2016 election

I, Virginia Bergman, pledge not to vote for a male presidential candidate in 2016 just because he's male.

Thursday, April 28, 2016

Trump plays the women's card against Hillary


Hillary Clinton speaks during a primary night event in Philadelphia. (Tracie Van Auken / European Pressphoto Agency)



Although I’m somewhat of a political junkie, I’ve managed to tune out Donald Trump; I just haven’t paid that much attention to him. After all, in a presidential election year in which Democrats Hillary Clinton, Bernie Sanders, and Martin Omalley have risen up against Republican candidates Ted Cruz, John Kasich, Carly Fiorina,  Marco Rubio, etc., to name just a few, can Donald Trump be expected to stand out? Maybe not.

Guess what? Trump got my attention today when he dismissed Hillary Clinton by saying “I think the only card she has is the women’s card.” Evidently, Trump got the attention of quite a few others with that comment: quoted in Business Insider, Matt Lauer asked Trump: 'Do you even care' that so many women have a negative view of you?”

On the East Coast, according to the NY Times, Trump keeps playing the women’s card against Clinton: “He claimed that women do not like Mrs. Clinton, and he has every right to attack her.”

Meanwhile on the West Coast, the LA Times reports: Trump's 'woman's card' jab at Clinton isn't how GOP wanted to get female voters' attention.”
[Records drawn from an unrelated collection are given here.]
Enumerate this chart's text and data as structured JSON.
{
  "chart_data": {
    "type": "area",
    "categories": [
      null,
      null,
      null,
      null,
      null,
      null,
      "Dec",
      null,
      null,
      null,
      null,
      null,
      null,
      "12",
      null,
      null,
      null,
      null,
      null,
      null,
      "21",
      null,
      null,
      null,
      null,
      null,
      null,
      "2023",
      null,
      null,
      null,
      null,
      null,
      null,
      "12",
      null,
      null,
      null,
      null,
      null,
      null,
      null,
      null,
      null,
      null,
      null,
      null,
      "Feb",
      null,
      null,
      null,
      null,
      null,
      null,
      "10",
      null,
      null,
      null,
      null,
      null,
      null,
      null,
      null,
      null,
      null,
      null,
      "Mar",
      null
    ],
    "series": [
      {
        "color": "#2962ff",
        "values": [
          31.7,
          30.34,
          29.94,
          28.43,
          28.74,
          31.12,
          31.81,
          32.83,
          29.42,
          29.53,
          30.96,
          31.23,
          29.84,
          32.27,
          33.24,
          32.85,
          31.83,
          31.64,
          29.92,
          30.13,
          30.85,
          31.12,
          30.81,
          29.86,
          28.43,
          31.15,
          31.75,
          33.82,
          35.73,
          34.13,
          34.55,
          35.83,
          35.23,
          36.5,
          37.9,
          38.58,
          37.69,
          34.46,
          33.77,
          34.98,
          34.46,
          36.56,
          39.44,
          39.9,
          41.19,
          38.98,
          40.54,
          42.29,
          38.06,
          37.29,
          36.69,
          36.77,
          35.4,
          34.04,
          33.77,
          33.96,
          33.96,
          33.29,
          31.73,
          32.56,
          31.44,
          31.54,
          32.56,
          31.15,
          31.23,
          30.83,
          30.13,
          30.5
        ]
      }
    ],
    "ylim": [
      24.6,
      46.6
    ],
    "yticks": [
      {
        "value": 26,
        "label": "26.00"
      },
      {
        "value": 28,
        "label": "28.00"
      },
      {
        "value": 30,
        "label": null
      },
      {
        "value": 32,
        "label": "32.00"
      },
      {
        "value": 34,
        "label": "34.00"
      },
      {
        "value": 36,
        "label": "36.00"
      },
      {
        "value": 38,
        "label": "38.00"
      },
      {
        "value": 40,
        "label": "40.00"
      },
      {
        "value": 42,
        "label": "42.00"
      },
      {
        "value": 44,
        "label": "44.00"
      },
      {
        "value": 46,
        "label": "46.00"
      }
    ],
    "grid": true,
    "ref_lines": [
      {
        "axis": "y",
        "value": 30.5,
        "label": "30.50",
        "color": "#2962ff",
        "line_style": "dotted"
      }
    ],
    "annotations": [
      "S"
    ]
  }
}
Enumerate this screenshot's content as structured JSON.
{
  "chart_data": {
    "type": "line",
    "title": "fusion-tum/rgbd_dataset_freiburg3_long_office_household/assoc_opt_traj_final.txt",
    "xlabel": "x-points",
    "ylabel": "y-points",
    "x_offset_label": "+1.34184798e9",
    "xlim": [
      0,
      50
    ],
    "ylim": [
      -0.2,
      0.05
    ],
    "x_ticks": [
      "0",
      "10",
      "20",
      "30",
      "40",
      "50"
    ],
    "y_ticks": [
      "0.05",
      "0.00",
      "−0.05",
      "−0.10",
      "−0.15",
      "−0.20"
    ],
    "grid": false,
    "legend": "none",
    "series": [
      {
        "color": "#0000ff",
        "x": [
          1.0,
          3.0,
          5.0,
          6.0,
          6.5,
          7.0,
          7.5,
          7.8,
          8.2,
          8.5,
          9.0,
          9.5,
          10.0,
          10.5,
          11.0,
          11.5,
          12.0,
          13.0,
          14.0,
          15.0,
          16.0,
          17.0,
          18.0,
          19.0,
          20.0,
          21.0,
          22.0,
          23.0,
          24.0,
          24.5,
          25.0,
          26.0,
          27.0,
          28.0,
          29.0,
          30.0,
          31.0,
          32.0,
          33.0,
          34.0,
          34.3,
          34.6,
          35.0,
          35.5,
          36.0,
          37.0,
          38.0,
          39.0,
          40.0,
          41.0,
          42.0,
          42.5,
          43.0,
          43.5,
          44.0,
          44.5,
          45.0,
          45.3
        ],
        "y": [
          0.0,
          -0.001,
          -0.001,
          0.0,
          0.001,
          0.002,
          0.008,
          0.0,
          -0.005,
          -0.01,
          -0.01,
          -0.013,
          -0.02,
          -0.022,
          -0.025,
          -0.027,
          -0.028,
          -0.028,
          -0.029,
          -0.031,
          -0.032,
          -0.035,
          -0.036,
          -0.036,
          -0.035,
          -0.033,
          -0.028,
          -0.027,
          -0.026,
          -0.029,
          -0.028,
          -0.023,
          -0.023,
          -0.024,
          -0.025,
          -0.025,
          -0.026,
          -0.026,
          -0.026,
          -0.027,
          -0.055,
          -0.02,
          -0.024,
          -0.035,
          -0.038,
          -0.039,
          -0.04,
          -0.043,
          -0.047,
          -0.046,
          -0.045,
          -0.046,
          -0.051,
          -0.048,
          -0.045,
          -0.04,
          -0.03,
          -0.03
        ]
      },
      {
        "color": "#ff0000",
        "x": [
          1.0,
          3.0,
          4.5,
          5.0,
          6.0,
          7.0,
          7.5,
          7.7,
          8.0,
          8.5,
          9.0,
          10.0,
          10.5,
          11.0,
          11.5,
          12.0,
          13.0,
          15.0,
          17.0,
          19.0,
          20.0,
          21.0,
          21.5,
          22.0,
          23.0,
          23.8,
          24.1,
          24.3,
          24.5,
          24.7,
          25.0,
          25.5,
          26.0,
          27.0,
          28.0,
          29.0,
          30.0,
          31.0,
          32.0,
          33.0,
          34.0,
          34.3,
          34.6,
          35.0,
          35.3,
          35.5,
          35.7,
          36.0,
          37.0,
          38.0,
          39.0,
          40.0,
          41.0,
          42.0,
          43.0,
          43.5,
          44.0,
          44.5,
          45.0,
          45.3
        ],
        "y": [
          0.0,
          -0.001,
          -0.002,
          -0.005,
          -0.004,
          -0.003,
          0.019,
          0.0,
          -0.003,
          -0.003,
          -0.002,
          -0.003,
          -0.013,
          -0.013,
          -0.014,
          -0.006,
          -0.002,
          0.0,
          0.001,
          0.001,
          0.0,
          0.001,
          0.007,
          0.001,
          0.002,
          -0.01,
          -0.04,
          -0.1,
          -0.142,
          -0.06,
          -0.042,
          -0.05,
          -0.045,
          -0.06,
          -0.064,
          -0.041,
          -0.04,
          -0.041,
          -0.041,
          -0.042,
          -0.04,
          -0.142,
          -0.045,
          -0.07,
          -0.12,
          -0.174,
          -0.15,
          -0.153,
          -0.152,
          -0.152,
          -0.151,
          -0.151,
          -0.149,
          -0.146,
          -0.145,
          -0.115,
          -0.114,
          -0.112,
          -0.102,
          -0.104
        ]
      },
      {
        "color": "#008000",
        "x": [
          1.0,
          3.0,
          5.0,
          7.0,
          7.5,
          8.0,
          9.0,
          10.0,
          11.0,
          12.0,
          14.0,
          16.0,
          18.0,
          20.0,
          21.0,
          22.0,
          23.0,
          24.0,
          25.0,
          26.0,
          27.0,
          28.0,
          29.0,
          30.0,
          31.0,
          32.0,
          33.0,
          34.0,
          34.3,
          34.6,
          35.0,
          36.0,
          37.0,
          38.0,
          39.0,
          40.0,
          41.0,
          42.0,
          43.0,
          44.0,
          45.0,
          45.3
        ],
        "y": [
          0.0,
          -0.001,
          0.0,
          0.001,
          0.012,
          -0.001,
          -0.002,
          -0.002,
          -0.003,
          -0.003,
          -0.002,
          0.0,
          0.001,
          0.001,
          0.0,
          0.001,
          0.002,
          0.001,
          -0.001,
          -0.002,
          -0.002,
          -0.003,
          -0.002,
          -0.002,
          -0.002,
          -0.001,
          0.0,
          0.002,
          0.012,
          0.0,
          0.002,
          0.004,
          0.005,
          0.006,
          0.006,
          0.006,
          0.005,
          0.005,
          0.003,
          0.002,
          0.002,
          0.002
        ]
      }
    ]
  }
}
LA Times reporter Cathleen Decker writes: 

When Republican leaders declared after the last losing presidential election that the party had to do more to attract female voters, this was not what they had in mind.

Before a national audience Tuesday night, Donald Trump railed at Hillary Clinton’s qualifications for the White House, describing her as an affirmative action hire by the Democratic Party.

“The only card she has is the woman’s card; she’s got nothing else going,” Trump said Tuesday. “And frankly, if Hillary Clinton were a man, I don’t think she’d get 5% of the vote. … The beautiful thing is women don’t like her, OK, and look how well I did with women tonight!”

Bluster? Yes. Reality? No.

Trump has grown increasingly popular among Republican women. But one of his biggest weaknesses as he looks toward a probable November clash with Clinton is the broader pool of female voters. They aren’t all rapt Clinton supporters, but they like her far better than they like him.

His routine broadsides against women — mocking Carly Fiorina’s face, raising the specter of Megyn Kelly’s menstrual cycles, passing along an unflattering picture of an opponent’s wife and now asserting that Clinton lacks the “strength” and “stamina” to serve as president — do little to endear him.

And describing a two-term U.S. senator and former secretary of State in dismissive, gender-freighted terms plays straight into the Clinton campaign’s hopes of picking up non-Democratic women in November.

At her victory rally on Tuesday, Clinton explicitly made a play for Democrats, independents and “thoughtful” Republicans as she brushed back against an earlier Trump broadside.

“The other day, Mr. Trump accused me of playing the “woman card,’” Clinton declared. “Well, if fighting for women’s healthcare and paid family leave and equal pay is playing the woman card, then deal me in!”

Gender insults are nothing new for candidate Clinton. During her 2008 run, young men in the audience chanted “iron my shirts” and cable pundits compared her to hectoring mothers and the deranged bunny-boiling character in the film “Fatal Attraction.” One entrepreneur sold the “Hillary nutcracker,” a plastic representation of Clinton with serrated blades lining her inner thighs.

Trump played on another stereotype, of women being too weak and soft to inhabit the White House — ironic, because in the same bout of criticism he cast Clinton as a warmonger. 

In her 2008 campaign, Clinton was reluctant to emphasize the historic nature of her effort to become the first woman president until it was nearly over. This time, she has been more overt, but most of the time her historic reach is most visible in that she is a candidate in a pantsuit and kitten heels, not a button-down and a tie.

It was the mere fact that she is a woman that seemed to set off Trump in recent days. Asked repeatedly in an interview with CNN’s Chris Cuomo on Wednesday about how, exactly, Clinton has played “the woman’s card,” Trump had no meaningful response.

 “How do you call someone on being a woman?” Cuomo asked.

“You just tell them they're playing the woman's card,” Trump replied.

“But what does that mean exactly?” Cuomo said.

“Frankly, if she didn't she would do very poorly,” Trump said. “I know it because I think if she were a man and she was the way she is, she would get virtually no votes.”